Thursday, August 4, 2011

Why Higher Interest Rates Reduce inflation

Readers Question: If consumer prices are rising due to higher fuel, energy (electricity & gas), fresh produce, basically core consumer consumption products, how does raising interest rates reduce these prices?

Higher interest rates doesn't reduce these prices directly. Higher interest rates tend to reduce the overall inflation rate through reducing aggregate demand in the economy (slower rate of economic growth). Therefore, higher interest rates reduce these prices indirectly (and there may be significant time lag.)

  1. If interest rates are increased, then consumers will face an increase in the cost of borrowing (mortgage payments will be higher) therefore, they will have less disposable income and so will reduce their spending (e.g. decide not to buy new TV because they need to spend more on mortgage payments)
  2. Also higher interest rates may make it more attractive to save money in the bank rather than spend.
  3. In the UK, higher interest rates are also likely to depress house prices. Because mortgages are more expensive, people may decide to sell and rent instead.
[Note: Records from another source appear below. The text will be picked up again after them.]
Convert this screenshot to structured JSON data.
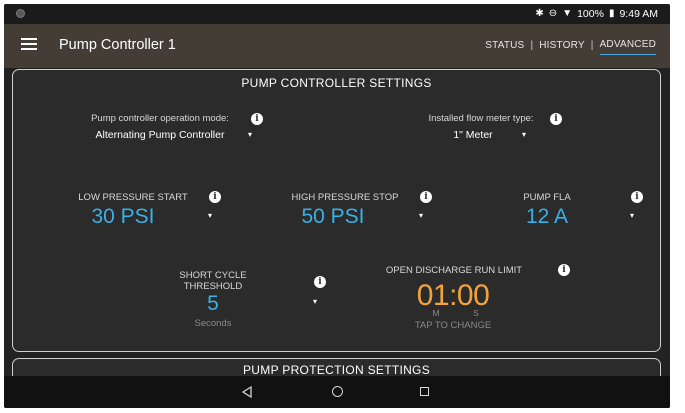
{
  "status_bar": {
    "battery": "100%",
    "time": "9:49 AM",
    "icons": [
      "bluetooth-icon",
      "do-not-disturb-icon",
      "wifi-icon",
      "battery-icon"
    ]
  },
  "app_bar": {
    "title": "Pump Controller 1",
    "tabs": [
      {
        "label": "STATUS",
        "active": false
      },
      {
        "label": "HISTORY",
        "active": false
      },
      {
        "label": "ADVANCED",
        "active": true
      }
    ],
    "accent": "#4aa8e0",
    "background": "#433d36"
  },
  "pump_settings": {
    "title": "PUMP CONTROLLER SETTINGS",
    "operation_mode": {
      "label": "Pump controller operation mode:",
      "value": "Alternating Pump Controller"
    },
    "flow_meter": {
      "label": "Installed flow meter type:",
      "value": "1\" Meter"
    },
    "low_pressure": {
      "label": "LOW PRESSURE START",
      "value": "30 PSI"
    },
    "high_pressure": {
      "label": "HIGH PRESSURE STOP",
      "value": "50 PSI"
    },
    "pump_fla": {
      "label": "PUMP FLA",
      "value": "12 A"
    },
    "short_cycle": {
      "label_line1": "SHORT CYCLE",
      "label_line2": "THRESHOLD",
      "value": "5",
      "unit": "Seconds"
    },
    "discharge": {
      "label": "OPEN DISCHARGE RUN LIMIT",
      "value": "01:00",
      "minutes_unit": "M",
      "seconds_unit": "S",
      "hint": "TAP TO CHANGE"
    },
    "value_color": "#3ab0e8",
    "timer_color": "#f2a23a"
  },
  "protection": {
    "title": "PUMP PROTECTION SETTINGS"
  }
}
Falling house prices leads to a decline in wealth and therefore discourages people from spending.
  4. Finally, higher interest rates are likely to lead to an appreciation in the value of the pound sterling. (It's more attractive to save money in UK banks because interest rates are relatively higher). Therefore, this increase in demand for sterling leads to an appreciation in the currency. When the currency increases in value, exports are more expensive leading to lower demand for UK exports.
The overall effect of higher interest rates is to reduce the rate of economic growth. This lower growth rate is likely to
  • Depress wages (leading to lower wage growth and lower inflation).
  • Encourage firms to discount unsold goods - putting downward pressure on prices.
Therefore this leads to lower inflation in the economy.

This is why it is difficult for the Bank of England when there is an increase in cost push inflation (higher food / oil prices). They would like to have a lower inflation rate, but to reduce inflation will cause other (bigger) problems - i.e. higher unemployment and lower growth.

It was suggested that reducing the UK inflation rate after 2008, would have caused a prolonged depression (why we tolerate higher inflation). Therefore, I would say the Bank of England did the correct thing to tolerate higher inflation rather than cause higher unemployment.

Also, it is still possible that some prices may continue to rise, despite a fall in growth and lower overall inflation. The price of food and raw materials is determined partly by overall macro factors, but also individual supply and demand. If we run out of oil, the price of oil may continue to rise, no matter how high interest rates are.